Matcher is a small Web app I built to solve a very specific problem. I used to play football with a few friends on a weekly basis and, after a short while, the logistics of it got a bit out of hand. One of us would have to take the better part of a day off every time, to try and get everyone to RSVP, find a date and time that fit everyone’s schedule and split the group into well‑rounded teams. So I took the chance to scratch my own itch and designed a small Web app that fixed all of it for us. Only, I over‑did it a bit.
I started out by enlisting the help of my good friend and developer‑extraordinaire Filipe Pires to put together an algorithm that would take a certain number of players, along with some skill stats we got everyone to compile, and generate the most tightly balanced set of teams possible. It worked nicely for a while, but because we had to feed the algorithm all of the stats manually, it actually turned out to require more work than before, so we went looking for a way to automate the process somehow.
The answer was a small website where users could do it all: rate people they’ve played with according to a set of stats, create matches, invite other players, set up balanced teams, etc.
I had just started working at Odd Camp, where Ruby on Rails was king, so I took the chance to teach myself some Rails and started building what would eventually become Matcher.
But first, we needed a brand.
Quite frankly, this was one of the rare cases where the brand pretty much designed itself. For the logo, A2 Type’s outstanding Regular pulls most of the weight, only being complemented by a few scribbles that mimic coaching instructions. These follow a bit of a pattern but can be used in a number of different ways, keeping the logo recognizable but never boring.

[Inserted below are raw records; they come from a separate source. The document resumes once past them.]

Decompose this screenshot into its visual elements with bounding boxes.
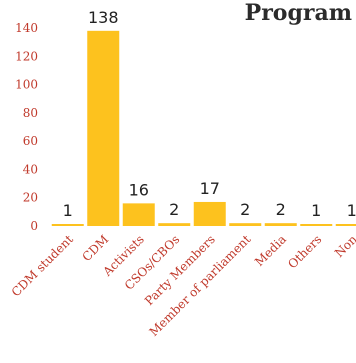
- bar: [264, 223, 297, 226]
- data-labels: 1 138 16 2 17 2 2 1 1: [63, 8, 356, 220]
- y-tick-label: 60: [23, 134, 38, 148]
- bar: [87, 30, 120, 227]
- x-tick-label: Media: [252, 232, 289, 269]
- y-tick-label: 140: [15, 21, 38, 35]
- data-label: 138: [88, 8, 119, 27]
- data-label: 1: [347, 201, 356, 220]
- y-tick-label: 80: [23, 106, 38, 120]
- chart-title: Program: [245, 0, 352, 26]
- x-tick-label: CDM: [79, 232, 111, 264]
- y-tick-label: 20: [23, 191, 38, 205]
- bar: [158, 223, 191, 226]
- x-tick-label: Others: [285, 232, 324, 271]
- bar: [193, 201, 226, 226]
- data-label: 2: [169, 200, 179, 219]
- data-label: 2: [240, 200, 250, 219]
- y-axis: 0 20 40 60 80 100 120 140: [15, 21, 38, 233]
- bar: [51, 224, 84, 226]
- x-tick-label: Non: [332, 232, 356, 260]
- y-tick-label: 0: [30, 219, 38, 233]
- data-label: 1: [311, 201, 321, 220]
- data-label: 16: [129, 180, 149, 199]
- data-label: 1: [63, 201, 73, 220]
- x-tick-label: CDM student: [9, 232, 76, 299]
- bar: [122, 203, 155, 226]
- y-tick-label: 120: [15, 49, 38, 63]
- data-label: 17: [200, 179, 220, 198]
- bar: [335, 224, 356, 226]
- data-label: 2: [276, 200, 286, 219]
- y-tick-label: 100: [15, 78, 38, 92]
- bar: [300, 224, 333, 226]
- bar: [229, 223, 262, 226]
- y-tick-label: 40: [23, 162, 38, 176]
- bars: [51, 30, 356, 227]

As for the colour scheme, it’s ripped right off of the courts we used to play in. Perhaps unsurprisingly, I’ve come to realize these look more or less the same anywhere in the world, almost always using a combination of 2 out of 4 possible colours. By adding them all together, we had a brand palette.
With the brand settled, it was time to move on to the UI. I fully committed to a mobile‑first approach, designing the interface to feel as close to a native app as possible and then slowly scaling everything up so it looked good on larger screens as well. In all fairness, the app still ended up looking better on phones than it does on desktop, but I’m happy to report that it’s just as usable on every device—and all versions share the exact same set of features.

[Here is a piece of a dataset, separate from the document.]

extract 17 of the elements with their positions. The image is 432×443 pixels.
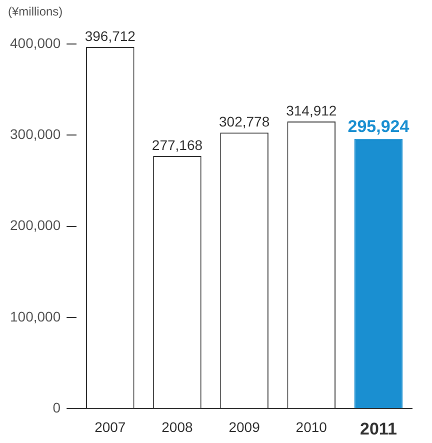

As soon as we had something that was barely usable, we started using it to schedule our own matches. Calling the first version we launched an MVP would be an overstatement, yet it worked surprisingly well for us so, after a few months of testing and improvements, I decided to open up a closed beta. I put together a small little promotional page for it and used MailChimp to set up a half‑baked beta sign‑up system.
Because it was still a bare‑bones app, hosted on a cheap Heroku server, I took a cautious approach and only let in small groups of users at a time, but the response was encouraging nonetheless. Sadly, the amount of time I could invest in it dwindled, and development eventually felt a lot like what our football matches used to be: slow, largely uneventful and slightly embarrassing (if still rewarding). It also didn’t help that I picked up a pretty nasty ankle injury, and stopped playing football for good—which took away part of my motivation to work on it. So I decided to sunset it in 2022.

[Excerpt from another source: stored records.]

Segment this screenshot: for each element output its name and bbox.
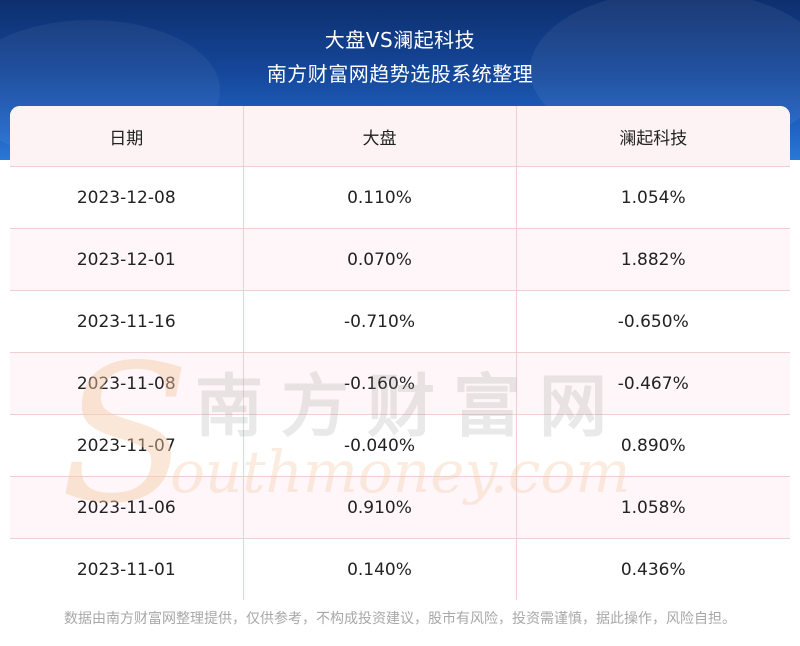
- table-row: 2023-11-07 -0.040% 0.890%: [10, 414, 790, 477]
- comparison-table-card: 日期 大盘 澜起科技 2023-12-08 0.110% 1.054% 2023…: [10, 106, 790, 602]
- comparison-table: 日期 大盘 澜起科技 2023-12-08 0.110% 1.054% 2023…: [10, 106, 790, 600]
- table-row: 2023-11-06 0.910% 1.058%: [10, 476, 790, 539]
- table-row: 2023-12-01 0.070% 1.882%: [10, 228, 790, 291]
- table-header-row: 日期 大盘 澜起科技: [10, 106, 790, 167]
- stock-change-cell: 1.058%: [515, 476, 790, 539]
- table-row: 2023-11-08 -0.160% -0.467%: [10, 352, 790, 415]
- footer: [0, 603, 800, 646]
- market-change-cell: 0.070%: [242, 228, 516, 291]
- table-row: 2023-11-01 0.140% 0.436%: [10, 538, 790, 600]
- date-cell: 2023-11-06: [10, 476, 243, 539]
- table-row: 2023-12-08 0.110% 1.054%: [10, 166, 790, 229]
- market-change-cell: 0.110%: [242, 166, 516, 229]
- stock-change-cell: -0.467%: [515, 352, 790, 415]
- market-change-cell: -0.040%: [242, 414, 516, 477]
- market-change-cell: 0.910%: [242, 476, 516, 539]
- disclaimer-text: 数据由南方财富网整理提供，仅供参考，不构成投资建议，股市有风险，投资需谨慎，据此…: [64, 611, 736, 627]
- date-cell: 2023-12-01: [10, 228, 243, 291]
- market-change-cell: -0.710%: [242, 290, 516, 353]
- page-title: 大盘VS澜起科技: [324, 28, 476, 52]
- date-cell: 2023-11-08: [10, 352, 243, 415]
- page-subtitle: 南方财富网趋势选股系统整理: [266, 62, 534, 86]
- stock-change-cell: 0.436%: [515, 538, 790, 600]
- date-cell: 2023-12-08: [10, 166, 243, 229]
- column-header-stock: 澜起科技: [515, 106, 790, 167]
- date-cell: 2023-11-07: [10, 414, 243, 477]
- date-cell: 2023-11-16: [10, 290, 243, 353]
- column-header-date: 日期: [10, 106, 243, 167]
- column-header-market: 大盘: [242, 106, 516, 167]
- date-cell: 2023-11-01: [76, 559, 176, 580]
- market-change-cell: 0.140%: [242, 538, 516, 600]
- stock-change-cell: 0.890%: [515, 414, 790, 477]
- stock-change-cell: 1.882%: [515, 228, 790, 291]
- table-row: 2023-11-16 -0.710% -0.650%: [10, 290, 790, 353]
- stock-change-cell: -0.650%: [515, 290, 790, 353]
- market-change-cell: -0.160%: [242, 352, 516, 415]
- stock-change-cell: 1.054%: [515, 166, 790, 229]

For a humble sideproject, built to tackle a minor inconvenience in our day‑to‑day lives, Matcher turned out to be a very enriching process. It gave me the opportunity to get some hands‑on experience with Rails, at a time when I was increasingly in need of understanding it, and it provided an outlet for my desire to design and develop a product without middlemen.
But it also opened my eyes to what really is important about a service that’s targeted at consumers: that they want to use it.
Because I was meeting all of my users at least once a week—and because they had a lot to say about the product, as we were warming up before every match—I had a seemingly never‑ending supply of invaluable and brutally honest user feedback. Therein lies, who knows, the solution every PM’s been looking for. Just get your team to play football with your users—data will start pouring in immediately.